Of course, there are limitations to this. Firstly, decent size jumps. No matter how good your technique is, unless you are riding perfectly sculpted dirt jumps, you’ll still be coming back down to earth with a fairly decent impact on a hardtail. There is no way to avoid this, but good technique can make it the best version of what it is - you and a hunk of metal hitting the earth at 30 km/hr. On the plus side, knowing this is imminent, and also knowing you’ve got new abilities to accelerate quickly as you approach the takeoff, you might actually find yourself clearing jumps you didn’t before, and focusing more on your actual jumping technique. For better or worse, this bike won’t hide anything. If you can jump well, you will jump well on the Torrent, if you can’t - and you need your squish to cover your poor technique or habit of always landing on the knuckle - the Torrent won’t save your ass from your poor technique.
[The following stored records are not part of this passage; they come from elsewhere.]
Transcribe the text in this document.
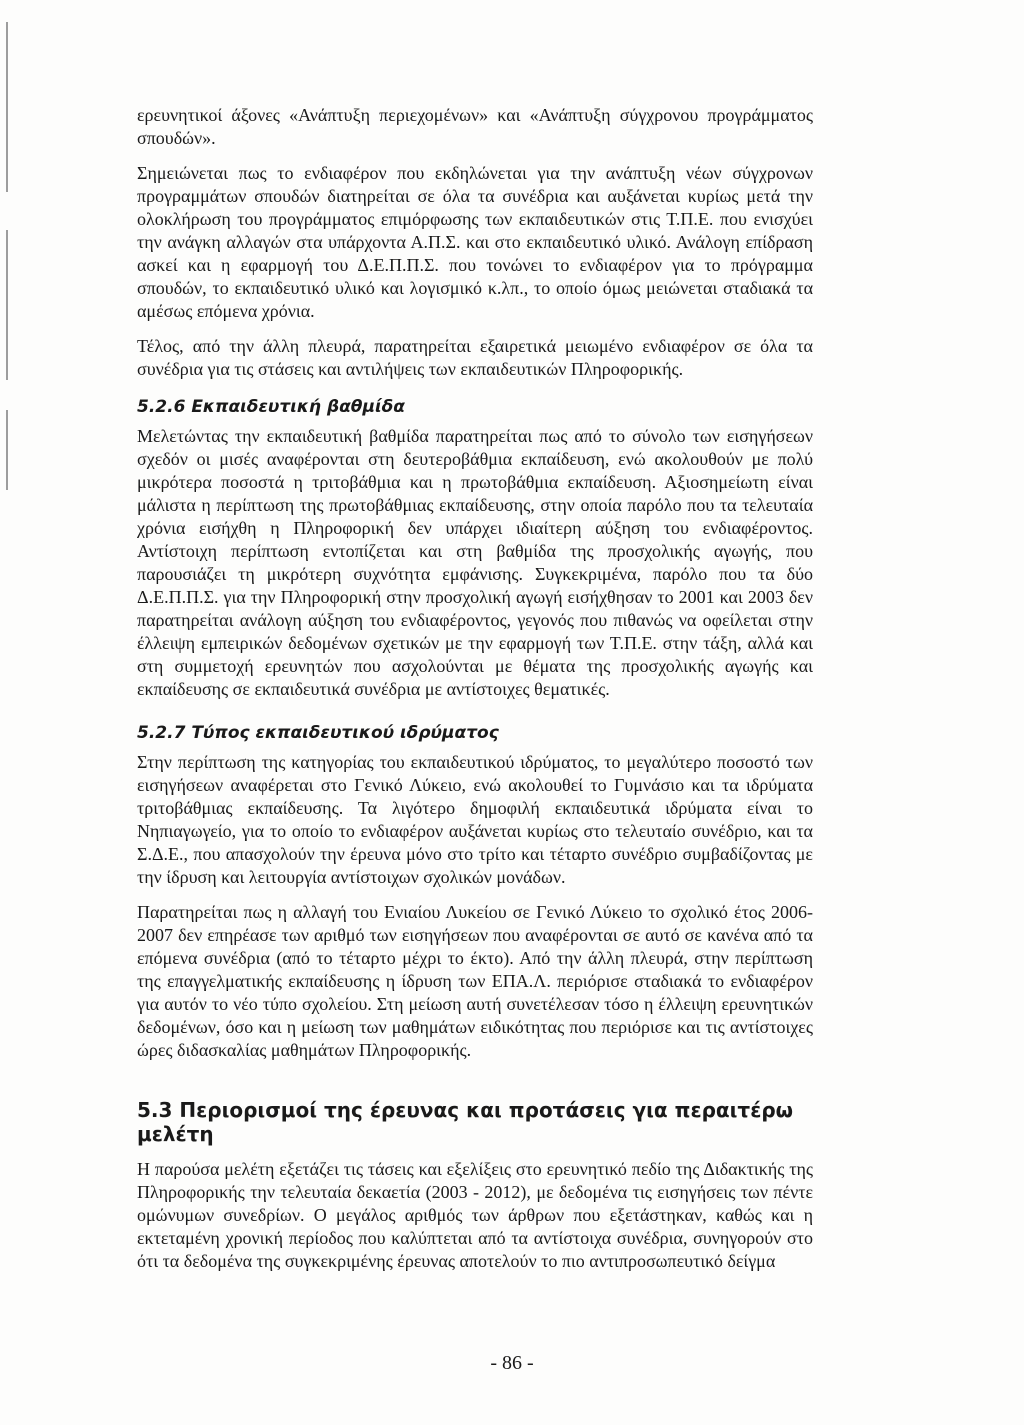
ερευνητικοί άξονες «Ανάπτυξη περιεχομένων» και «Ανάπτυξη σύγχρονου προγράμματος σπουδών».

Σημειώνεται πως το ενδιαφέρον που εκδηλώνεται για την ανάπτυξη νέων σύγχρονων προγραμμάτων σπουδών διατηρείται σε όλα τα συνέδρια και αυξάνεται κυρίως μετά την ολοκλήρωση του προγράμματος επιμόρφωσης των εκπαιδευτικών στις Τ.Π.Ε. που ενισχύει την ανάγκη αλλαγών στα υπάρχοντα Α.Π.Σ. και στο εκπαιδευτικό υλικό. Ανάλογη επίδραση ασκεί και η εφαρμογή του Δ.Ε.Π.Π.Σ. που τονώνει το ενδιαφέρον για το πρόγραμμα σπουδών, το εκπαιδευτικό υλικό και λογισμικό κ.λπ., το οποίο όμως μειώνεται σταδιακά τα αμέσως επόμενα χρόνια.

Τέλος, από την άλλη πλευρά, παρατηρείται εξαιρετικά μειωμένο ενδιαφέρον σε όλα τα συνέδρια για τις στάσεις και αντιλήψεις των εκπαιδευτικών Πληροφορικής.

5.2.6 Εκπαιδευτική βαθμίδα

Μελετώντας την εκπαιδευτική βαθμίδα παρατηρείται πως από το σύνολο των εισηγήσεων σχεδόν οι μισές αναφέρονται στη δευτεροβάθμια εκπαίδευση, ενώ ακολουθούν με πολύ μικρότερα ποσοστά η τριτοβάθμια και η πρωτοβάθμια εκπαίδευση. Αξιοσημείωτη είναι μάλιστα η περίπτωση της πρωτοβάθμιας εκπαίδευσης, στην οποία παρόλο που τα τελευταία χρόνια εισήχθη η Πληροφορική δεν υπάρχει ιδιαίτερη αύξηση του ενδιαφέροντος. Αντίστοιχη περίπτωση εντοπίζεται και στη βαθμίδα της προσχολικής αγωγής, που παρουσιάζει τη μικρότερη συχνότητα εμφάνισης. Συγκεκριμένα, παρόλο που τα δύο Δ.Ε.Π.Π.Σ. για την Πληροφορική στην προσχολική αγωγή εισήχθησαν το 2001 και 2003 δεν παρατηρείται ανάλογη αύξηση του ενδιαφέροντος, γεγονός που πιθανώς να οφείλεται στην έλλειψη εμπειρικών δεδομένων σχετικών με την εφαρμογή των Τ.Π.Ε. στην τάξη, αλλά και στη συμμετοχή ερευνητών που ασχολούνται με θέματα της προσχολικής αγωγής και εκπαίδευσης σε εκπαιδευτικά συνέδρια με αντίστοιχες θεματικές.

5.2.7 Τύπος εκπαιδευτικού ιδρύματος

Στην περίπτωση της κατηγορίας του εκπαιδευτικού ιδρύματος, το μεγαλύτερο ποσοστό των εισηγήσεων αναφέρεται στο Γενικό Λύκειο, ενώ ακολουθεί το Γυμνάσιο και τα ιδρύματα τριτοβάθμιας εκπαίδευσης. Τα λιγότερο δημοφιλή εκπαιδευτικά ιδρύματα είναι το Νηπιαγωγείο, για το οποίο το ενδιαφέρον αυξάνεται κυρίως στο τελευταίο συνέδριο, και τα Σ.Δ.Ε., που απασχολούν την έρευνα μόνο στο τρίτο και τέταρτο συνέδριο συμβαδίζοντας με την ίδρυση και λειτουργία αντίστοιχων σχολικών μονάδων.

Παρατηρείται πως η αλλαγή του Ενιαίου Λυκείου σε Γενικό Λύκειο το σχολικό έτος 2006-2007 δεν επηρέασε των αριθμό των εισηγήσεων που αναφέρονται σε αυτό σε κανένα από τα επόμενα συνέδρια (από το τέταρτο μέχρι το έκτο). Από την άλλη πλευρά, στην περίπτωση της επαγγελματικής εκπαίδευσης η ίδρυση των ΕΠΑ.Λ. περιόρισε σταδιακά το ενδιαφέρον για αυτόν το νέο τύπο σχολείου. Στη μείωση αυτή συνετέλεσαν τόσο η έλλειψη ερευνητικών δεδομένων, όσο και η μείωση των μαθημάτων ειδικότητας που περιόρισε και τις αντίστοιχες ώρες διδασκαλίας μαθημάτων Πληροφορικής.

5.3 Περιορισμοί της έρευνας και προτάσεις για περαιτέρω μελέτη

Η παρούσα μελέτη εξετάζει τις τάσεις και εξελίξεις στο ερευνητικό πεδίο της Διδακτικής της Πληροφορικής την τελευταία δεκαετία (2003 - 2012), με δεδομένα τις εισηγήσεις των πέντε ομώνυμων συνεδρίων. Ο μεγάλος αριθμός των άρθρων που εξετάστηκαν, καθώς και η εκτεταμένη χρονική περίοδος που καλύπτεται από τα αντίστοιχα συνέδρια, συνηγορούν στο ότι τα δεδομένα της συγκεκριμένης έρευνας αποτελούν το πιο αντιπροσωπευτικό δείγμα

- 86 -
But the sweet spot for the Torrent is surprisingly large. On singletrack that isn’t insanely rough, has twists and turns and built in flow, you’ll be surprised just how good it feels. In fact, if you know how to pump, you’ll be reminded of just what you give up by going to a full suss bike in this area. A flowy singletrack trail with lots of rolling undulations and opportunities to make speed through pumping is what this bike was made for, and you’ll be surprised just how fast you might find yourself going as you use the trail to create speed - and that is a real smile inducing way to ride.
We would love to test the steel frame version to see if we could really ‘feel’ the fabled compliance of steel vs alloy, but the reality is the 150mm of suspension and chunky tires are going to absorb most of that, so it might be hard to argue for the steel option based on performance. However, we also know steel bikes are just their own version of sexy - and you’ll get extra street cred to boot - but alongside that, they also have great qualities in terms of fatigue resistance (think of all the big hits you’re giving this thing!) so, in saying that, for an extra $300 the entry level steel model might just be our pick of the bunch.